Deaths from high blood pressure should plummet under ‘Obamacare’
Jul. 9, 2015 ABC News4
U.S. deaths from blood pressure-related diseases are expected to drop substantially during the coming decades because of improved health coverage provided by the Affordable Care Act, a new study reports.
Increased treatment of high blood pressure under the health-care legislation, commonly known as “Obamacare,” will save the lives of 95,000 to 222,000 non-elderly adults by the year 2050, researchers estimate. That’s up to 6,000 people a year who otherwise would die from heart disease.
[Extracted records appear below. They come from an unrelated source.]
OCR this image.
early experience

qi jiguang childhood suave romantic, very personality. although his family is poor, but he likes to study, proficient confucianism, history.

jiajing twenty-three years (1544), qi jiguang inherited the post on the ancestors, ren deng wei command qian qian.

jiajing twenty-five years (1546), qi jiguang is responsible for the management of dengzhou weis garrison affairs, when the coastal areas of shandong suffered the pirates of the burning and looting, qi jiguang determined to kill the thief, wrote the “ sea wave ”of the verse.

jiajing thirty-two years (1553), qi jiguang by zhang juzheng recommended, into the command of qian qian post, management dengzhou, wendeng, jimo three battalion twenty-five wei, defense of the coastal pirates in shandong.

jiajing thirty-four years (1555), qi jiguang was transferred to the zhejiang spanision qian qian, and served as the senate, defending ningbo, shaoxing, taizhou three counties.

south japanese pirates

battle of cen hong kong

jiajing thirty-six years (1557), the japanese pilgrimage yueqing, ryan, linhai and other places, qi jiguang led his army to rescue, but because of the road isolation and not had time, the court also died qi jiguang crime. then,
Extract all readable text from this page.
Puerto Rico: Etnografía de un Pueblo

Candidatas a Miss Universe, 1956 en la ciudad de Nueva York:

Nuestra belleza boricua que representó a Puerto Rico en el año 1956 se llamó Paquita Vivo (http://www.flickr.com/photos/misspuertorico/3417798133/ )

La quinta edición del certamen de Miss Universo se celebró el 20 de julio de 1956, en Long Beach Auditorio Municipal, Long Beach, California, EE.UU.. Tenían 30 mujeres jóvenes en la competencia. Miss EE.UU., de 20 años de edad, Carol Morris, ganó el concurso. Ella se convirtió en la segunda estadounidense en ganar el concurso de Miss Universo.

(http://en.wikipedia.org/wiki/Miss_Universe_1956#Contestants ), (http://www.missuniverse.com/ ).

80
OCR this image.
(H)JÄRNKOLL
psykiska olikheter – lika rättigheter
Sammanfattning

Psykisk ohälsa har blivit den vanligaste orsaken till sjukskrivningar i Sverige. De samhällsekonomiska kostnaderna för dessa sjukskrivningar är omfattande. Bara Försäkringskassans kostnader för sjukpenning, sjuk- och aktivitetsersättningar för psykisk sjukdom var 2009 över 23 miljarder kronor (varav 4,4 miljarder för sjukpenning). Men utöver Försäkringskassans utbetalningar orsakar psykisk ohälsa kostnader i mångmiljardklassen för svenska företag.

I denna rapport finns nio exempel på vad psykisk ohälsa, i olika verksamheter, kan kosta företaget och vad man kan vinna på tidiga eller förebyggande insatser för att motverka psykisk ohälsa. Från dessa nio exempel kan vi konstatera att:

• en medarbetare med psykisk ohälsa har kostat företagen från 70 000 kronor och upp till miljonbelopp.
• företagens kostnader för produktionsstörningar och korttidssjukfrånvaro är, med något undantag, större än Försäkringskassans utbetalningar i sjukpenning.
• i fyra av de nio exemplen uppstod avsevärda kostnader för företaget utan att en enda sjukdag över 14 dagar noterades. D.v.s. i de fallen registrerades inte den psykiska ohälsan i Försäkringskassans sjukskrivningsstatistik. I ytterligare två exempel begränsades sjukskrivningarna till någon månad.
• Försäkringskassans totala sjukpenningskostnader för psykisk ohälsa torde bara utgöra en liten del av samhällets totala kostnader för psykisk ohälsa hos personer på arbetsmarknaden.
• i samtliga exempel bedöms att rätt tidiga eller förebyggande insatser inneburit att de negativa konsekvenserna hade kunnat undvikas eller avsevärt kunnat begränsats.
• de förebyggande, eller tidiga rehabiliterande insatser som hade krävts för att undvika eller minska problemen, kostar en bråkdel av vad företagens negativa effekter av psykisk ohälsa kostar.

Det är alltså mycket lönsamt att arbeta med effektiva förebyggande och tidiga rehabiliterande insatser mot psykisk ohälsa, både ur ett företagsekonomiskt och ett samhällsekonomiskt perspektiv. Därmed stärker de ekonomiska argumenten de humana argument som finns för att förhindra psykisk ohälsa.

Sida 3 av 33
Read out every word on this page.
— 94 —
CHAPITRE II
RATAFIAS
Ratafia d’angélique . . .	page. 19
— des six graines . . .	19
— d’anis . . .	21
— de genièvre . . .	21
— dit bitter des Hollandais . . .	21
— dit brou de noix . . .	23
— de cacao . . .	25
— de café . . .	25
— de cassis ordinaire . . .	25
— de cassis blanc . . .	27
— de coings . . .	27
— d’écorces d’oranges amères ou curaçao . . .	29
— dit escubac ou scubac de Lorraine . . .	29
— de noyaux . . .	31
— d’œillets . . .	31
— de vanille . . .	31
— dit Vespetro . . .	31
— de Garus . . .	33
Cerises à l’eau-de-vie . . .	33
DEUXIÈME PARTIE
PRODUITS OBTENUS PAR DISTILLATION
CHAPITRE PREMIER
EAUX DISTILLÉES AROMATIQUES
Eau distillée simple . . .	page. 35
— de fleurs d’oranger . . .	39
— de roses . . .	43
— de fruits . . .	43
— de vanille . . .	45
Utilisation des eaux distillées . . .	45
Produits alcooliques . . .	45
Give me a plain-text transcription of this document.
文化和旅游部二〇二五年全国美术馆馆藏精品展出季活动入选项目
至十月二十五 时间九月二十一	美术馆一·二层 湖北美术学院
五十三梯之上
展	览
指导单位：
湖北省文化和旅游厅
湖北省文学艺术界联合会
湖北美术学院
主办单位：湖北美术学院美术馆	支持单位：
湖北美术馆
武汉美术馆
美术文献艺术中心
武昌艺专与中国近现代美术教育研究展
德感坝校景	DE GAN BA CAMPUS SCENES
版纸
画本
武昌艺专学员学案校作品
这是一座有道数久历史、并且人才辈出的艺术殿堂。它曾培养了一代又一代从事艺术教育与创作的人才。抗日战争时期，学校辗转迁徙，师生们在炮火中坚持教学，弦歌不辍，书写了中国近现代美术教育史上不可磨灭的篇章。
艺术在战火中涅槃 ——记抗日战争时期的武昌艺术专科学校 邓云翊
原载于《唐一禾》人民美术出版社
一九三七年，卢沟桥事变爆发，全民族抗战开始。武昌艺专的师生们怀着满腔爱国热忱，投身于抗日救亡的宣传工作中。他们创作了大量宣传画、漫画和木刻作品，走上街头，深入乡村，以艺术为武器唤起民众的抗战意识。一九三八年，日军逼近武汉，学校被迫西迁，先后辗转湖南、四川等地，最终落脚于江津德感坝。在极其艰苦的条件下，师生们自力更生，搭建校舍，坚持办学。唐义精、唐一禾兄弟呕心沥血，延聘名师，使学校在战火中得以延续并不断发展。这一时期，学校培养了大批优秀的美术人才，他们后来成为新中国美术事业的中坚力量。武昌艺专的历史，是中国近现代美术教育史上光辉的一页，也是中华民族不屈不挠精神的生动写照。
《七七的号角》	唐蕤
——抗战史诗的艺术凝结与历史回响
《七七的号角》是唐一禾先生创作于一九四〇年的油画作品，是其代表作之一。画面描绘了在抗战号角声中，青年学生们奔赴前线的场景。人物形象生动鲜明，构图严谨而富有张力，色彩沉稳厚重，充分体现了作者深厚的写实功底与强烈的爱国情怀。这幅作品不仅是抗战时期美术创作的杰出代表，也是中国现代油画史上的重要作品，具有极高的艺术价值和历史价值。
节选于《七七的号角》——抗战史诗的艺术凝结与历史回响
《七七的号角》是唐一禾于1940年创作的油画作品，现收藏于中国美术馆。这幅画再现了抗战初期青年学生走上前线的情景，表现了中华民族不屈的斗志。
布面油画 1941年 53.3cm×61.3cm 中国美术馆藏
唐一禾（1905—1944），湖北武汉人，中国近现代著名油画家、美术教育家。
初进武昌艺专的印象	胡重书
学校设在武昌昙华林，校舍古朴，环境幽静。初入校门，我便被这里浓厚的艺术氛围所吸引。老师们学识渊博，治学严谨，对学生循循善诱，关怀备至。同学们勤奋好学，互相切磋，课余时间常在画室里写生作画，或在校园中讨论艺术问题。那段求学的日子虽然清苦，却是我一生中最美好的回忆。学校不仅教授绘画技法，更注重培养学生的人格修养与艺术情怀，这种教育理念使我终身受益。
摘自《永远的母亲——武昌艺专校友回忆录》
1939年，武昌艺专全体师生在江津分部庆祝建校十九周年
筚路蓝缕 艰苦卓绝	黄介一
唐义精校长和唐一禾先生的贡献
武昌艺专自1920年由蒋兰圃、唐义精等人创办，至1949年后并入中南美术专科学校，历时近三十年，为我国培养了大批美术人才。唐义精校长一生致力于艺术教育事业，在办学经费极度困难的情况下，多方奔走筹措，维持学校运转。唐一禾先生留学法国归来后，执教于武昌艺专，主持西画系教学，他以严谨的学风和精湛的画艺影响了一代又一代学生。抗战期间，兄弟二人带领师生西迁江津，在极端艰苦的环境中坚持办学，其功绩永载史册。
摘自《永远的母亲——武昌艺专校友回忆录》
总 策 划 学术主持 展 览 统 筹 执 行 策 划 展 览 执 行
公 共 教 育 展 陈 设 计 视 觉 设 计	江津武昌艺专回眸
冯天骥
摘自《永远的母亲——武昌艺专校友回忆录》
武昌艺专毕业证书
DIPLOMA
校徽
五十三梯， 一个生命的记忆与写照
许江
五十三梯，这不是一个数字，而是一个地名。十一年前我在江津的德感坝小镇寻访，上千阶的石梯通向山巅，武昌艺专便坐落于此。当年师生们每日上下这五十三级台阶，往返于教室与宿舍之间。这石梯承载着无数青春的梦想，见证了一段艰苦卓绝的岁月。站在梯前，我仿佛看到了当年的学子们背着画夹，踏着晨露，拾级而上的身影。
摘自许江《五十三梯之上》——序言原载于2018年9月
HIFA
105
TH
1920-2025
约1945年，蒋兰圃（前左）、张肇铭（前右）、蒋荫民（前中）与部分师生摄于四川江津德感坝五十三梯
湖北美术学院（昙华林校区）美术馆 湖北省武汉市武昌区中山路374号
By 2050, there also could be 408,000 fewer cases of heart disease and stroke among the 55 million young and middle-age Americans who have high blood pressure, the researchers found.
Those numbers are based solely on patients’ increased access to blood pressure medication as a result of the Affordable Care Act, said study lead author Suhui Li. She is an assistant professor of health policy and management at the George Washington University School of Public Health and Health Services in Washington, D.C.
“It’s important to keep in mind that we aren’t looking at other health benefits brought by the improved coverage, like improved screening and better chronic disease management,” Li said. If that were the case, the estimated number of lives saved likely would be higher, she said.
About 78 million Americans — one in three adults — have high blood pressure, according to the study authors’ background notes. High blood pressure contributes to 35 percent of all heart attacks and strokes, and 49 percent of heart failures.
National surveys from 2011 and 2012 found that less than three-quarters of people with high blood pressure take medication for it, and only half had their high blood pressure under control, the study authors reported.